Understanding the Steps of the Standard Mortgage Process
As we begin the home-buying journey, our excitement is usually tempered by the realization that although we desire a home, almost all of us lack the financial resources to buy the home outright. Our path to homeownership and our dream house leads through the somewhat mysterious mortgage-lending process. The next step in this journey is to figure out which mortgage product fits your financial situation. Fixed or variable? What term? How much of a down payment? How many points to pay? Conventional, government, or private lender? It’s essential to do your research to find the best fit.
Next, you generally fill out the formal application (the so-called UnUniversal Residential Loan Application). Completing your application then triggers a variety of state and federal disclosures intended to help people make sure you understand the product terms of the mortgage you are applying for, as well as to assist you in comparing offers across various lenders.
After you fill out your application and give your formal “intent to proceed,” the processing and underwriting begin. This process verifies the information on your application, such as your employment, credit, and income. The lender then determines whether you’re eligible for the product you applied for based on the validation of that information.
As the underwriting proceeds, a simultaneous collateral approval/appraisal is taking place. This is where the lender validates the value of the home – that is, independently validates that the purchase price for the home is supported by its condition and recent sales.
Next comes a title search. A title insurer uses a variety of methods to make sure that the title can pass to you and identifying any easements or restrictions that may impact the title (or ownership) of the property. This includes a title insurance quote.
The final two steps are the ones most people get excited about – you close on the house and sign all your paperwork, and then you actually exchange funds so the property becomes yours.
The Reasons for a Turtle-Paced Shift
As you can see from the summary above, the mortgage process is not a snap-your-fingers affair. No single component is hindering the shift to digitalization, but rather the overall complexity involved.
Let’s review some of these.
- Income and employment verification – not all employers have payroll providers that are online
- Assets verification – not all banks participate and not everyone is comfortable with the various online systems
- Appraisal waivers – many homes are still not eligible for an appraisal waiver, which means a physical appraisal must be done, either because an investor like FHA doesn’t allow it or because the property isn’t in the investors’ database yet.
- E-signatures – here there are myriad barriers, including investor acceptance, local jurisdictions (e.g., county recorders) reluctance, and even the lack of court cases, meaning a lack of judicial precedence adds to the reluctance
That said, there are ways to bring the mortgage process more online and improve its efficiency.

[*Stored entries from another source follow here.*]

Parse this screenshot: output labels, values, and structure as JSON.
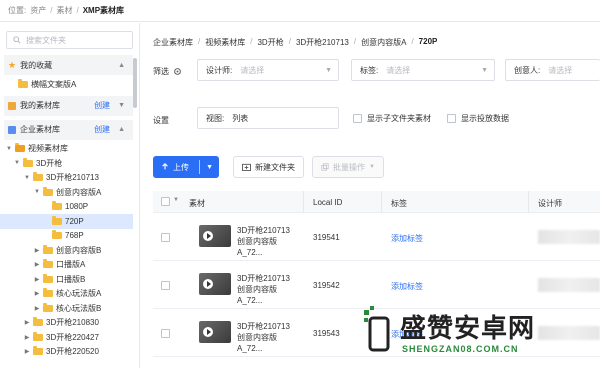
{
  "topbar": {
    "location_label": "位置:",
    "path": [
      "资产",
      "素材"
    ],
    "current": "XMP素材库"
  },
  "sidebar": {
    "search_placeholder": "搜索文件夹",
    "favorites": {
      "title": "我的收藏",
      "items": [
        "横幅文案版A"
      ]
    },
    "my_library": {
      "title": "我的素材库",
      "action": "创建"
    },
    "enterprise_library": {
      "title": "企业素材库",
      "action": "创建"
    },
    "tree": [
      {
        "label": "视频素材库",
        "level": 0,
        "expanded": true,
        "icon": "lock-folder-icon"
      },
      {
        "label": "3D开枪",
        "level": 1,
        "expanded": true
      },
      {
        "label": "3D开枪210713",
        "level": 2,
        "expanded": true
      },
      {
        "label": "创意内容版A",
        "level": 3,
        "expanded": true
      },
      {
        "label": "1080P",
        "level": 4
      },
      {
        "label": "720P",
        "level": 4,
        "selected": true
      },
      {
        "label": "768P",
        "level": 4
      },
      {
        "label": "创意内容版B",
        "level": 3
      },
      {
        "label": "口播版A",
        "level": 3
      },
      {
        "label": "口播版B",
        "level": 3
      },
      {
        "label": "核心玩法版A",
        "level": 3
      },
      {
        "label": "核心玩法版B",
        "level": 3
      },
      {
        "label": "3D开枪210830",
        "level": 2
      },
      {
        "label": "3D开枪220427",
        "level": 2
      },
      {
        "label": "3D开枪220520",
        "level": 2
      }
    ]
  },
  "breadcrumb": [
    "企业素材库",
    "视频素材库",
    "3D开枪",
    "3D开枪210713",
    "创意内容版A",
    "720P"
  ],
  "filter": {
    "label": "筛选",
    "designer": {
      "label": "设计师:",
      "placeholder": "请选择"
    },
    "tags": {
      "label": "标签:",
      "placeholder": "请选择"
    },
    "creator": {
      "label": "创意人:",
      "placeholder": "请选择"
    }
  },
  "settings": {
    "label": "设置",
    "view": {
      "label": "视图:",
      "value": "列表"
    },
    "show_subfolder": "显示子文件夹素材",
    "show_delivery": "显示投放数据"
  },
  "toolbar": {
    "upload": "上传",
    "new_folder": "新建文件夹",
    "batch": "批量操作"
  },
  "table": {
    "columns": [
      "素材",
      "Local ID",
      "标签",
      "设计师"
    ],
    "rows": [
      {
        "name": "3D开枪210713创意内容版A_72...",
        "local_id": "319541",
        "tag_action": "添加标签"
      },
      {
        "name": "3D开枪210713创意内容版A_72...",
        "local_id": "319542",
        "tag_action": "添加标签"
      },
      {
        "name": "3D开枪210713创意内容版A_72...",
        "local_id": "319543",
        "tag_action": "添加标签"
      }
    ]
  },
  "watermark": {
    "title": "盛赞安卓网",
    "subtitle": "SHENGZAN08.COM.CN"
  },
  "colors": {
    "accent": "#2a6ef5",
    "folder": "#f5bd40",
    "selected_bg": "#dbe8fd"
  }
}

The industry is beginning to confront digital barriers throughout the process.
For instance, before the pandemic, many states didn’t permit remote notarization of mortgage documents. But during the crisis, most states adopted emergency measures to allow it. Many states have seen the benefits to their citizens and are making those measures permanent.
And there’s nothing, technologically, to stop investors like FHA from starting to accept appraisal waivers; such a change speeds up the mortgage process, often by weeks, and reduces costs to the consumer, by several hundred dollars.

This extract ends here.